Tardo pomeriggio di sabato. A Milano comincia a piovere. Una folla silenziosa comincia a mettersi in fila per salutare il cardinale in Duomo. I dieci anni di assenza di Carlo Maria Martini da Milano non hanno scalfito l’affetto, la stima e la gratitudine della città per il suo arcivescovo. Un risveglio repentino di ricordi e di esperienze ha messo in moto la città. In più di centocinquantamila renderanno omaggio all’uomo mite e coraggioso, aperto al dialogo con tutti.
Mi perdo tra la folla. Sono colpita dalla varietà dei volti, dalla compostezza, da quel silenzioso attendere anche per ore. Uomini e donne di ogni condizione, cresciuti in parrocchia o lontani dalla fede, sacerdoti e laici, politici, uomini di cultura, giornalisti e poi giovani che forse hanno solo ricordi sbiaditi di bambini. Molti di loro non sono mai entrati in chiesa, lo si legge nei messaggi lasciati scritti, molti si confessano, qualcuno chiede ai sacerdoti presenti di insegnargli il Padre Nostro, ormai dimenticato. Molti sono gli ex ragazzi delle "Scuole della Parola", oggi quarantenni, che si sono formati al suo pensiero e alla sua sapienza.
 
Lunedì mattina. Pioggia battente. Da giorni si dice però che quella non sia pioggia ma il pianto dei milanesi per la partenza di padre Carlo Maria.
Un folto gruppo di fedeli ebrei si è dato convegno in piazza Fontana. Nel giorno dell’ultimo saluto al cardinale la Comunità ebraica di Milano, guidata dai suoi quattro rabbini, «ha invitato tutti gli ebrei di Milano e ogni donna e uomo di buona volontà che ha amato Carlo Maria Martini ad una pubblica recita orante dei Salmi (Tehilim), in memoria di questo amatissimo amico».
Sono circa una ottantina, intonano i salmi, con composta partecipazione. È scomparso un amico amato, molto amato, cui tributare il massimo riconoscimento. Ma la pioggia non dà tregua e così qualcuno in arcivescovado decide di aprire le porte e fare entrare sotto un portico coperto il gruppo di ebrei raccolti in preghiera.

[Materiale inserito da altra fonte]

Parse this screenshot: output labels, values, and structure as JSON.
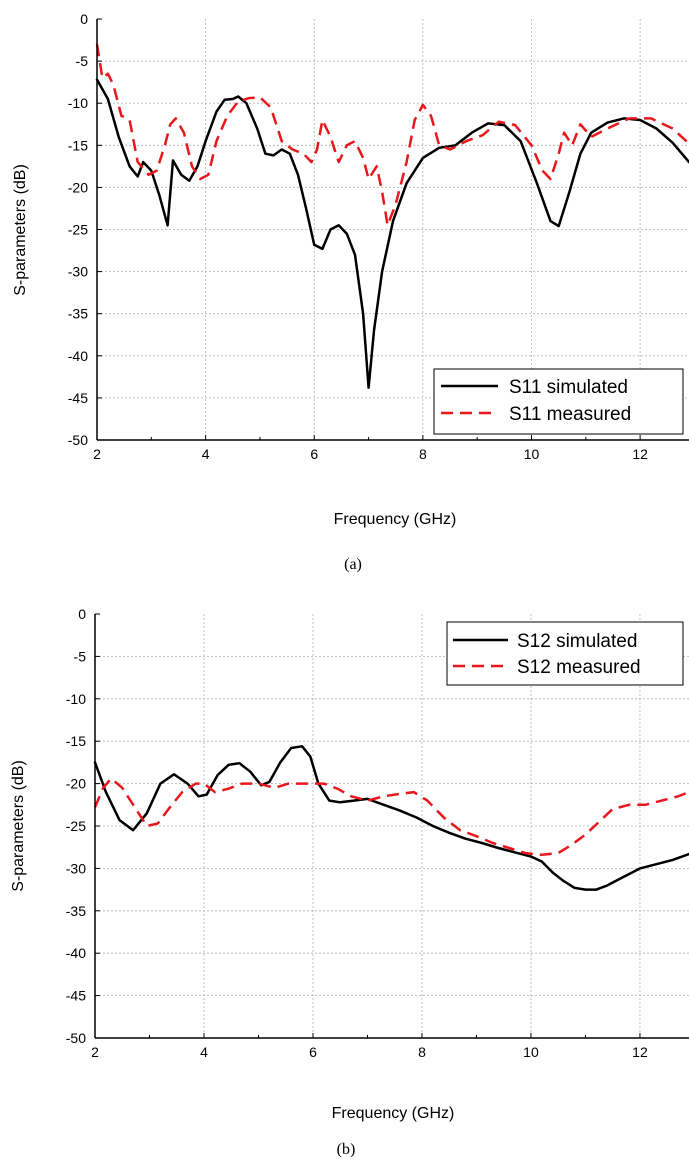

Succede anche questo in questi giorni a Milano e mentre cammino mi domando se il primo miracolo di padre Carlo non sia quello di avere reso Milano un po’ più simile alla sua amata Gerusalemme.
 
Gerusalemme, icona di ogni città. Martini sapeva amare le persone con amore e dedizione infinita. Ma sapeva amare con pari intensità la vita pulsante dentro la città. Ricordo un suo toccante discorso al ritorno da un viaggio. Lungo la strada che porta dall’aeroporto in città, si era soffermato a guardare le luci delle case illuminate per la notte. Ogni luce una casa, ogni casa una famiglia con la sua vita, la sua sofferenza, il suo destino. Quanti dolori si celano nelle case, quante fatiche. Ma Carlo Maria non si era accontentato di passare tra le strade. Nei suoi ventidue anni di magistero, si era fatto prossimo entrando nelle comunità, nelle case, nelle vite degli uomini e delle donne reali.
«Bisogna imparare a leggere la città con occhio caritatevole, paziente, misericordioso, amico, propositivo, cordiale. Bisogna riconoscere il bene profondo che c’è nel cuore di tanta gente della città», scriveva nella sua lettera pastorale Alzati, va’ a Ninive la grande città!
 
Shalom, padre Carlo. Continueremo lungo la tua strada, continueremo a cercare Gerusalemme tra le nostre case. Shalom, quest’anno farai Pasqua a Gerusalemme.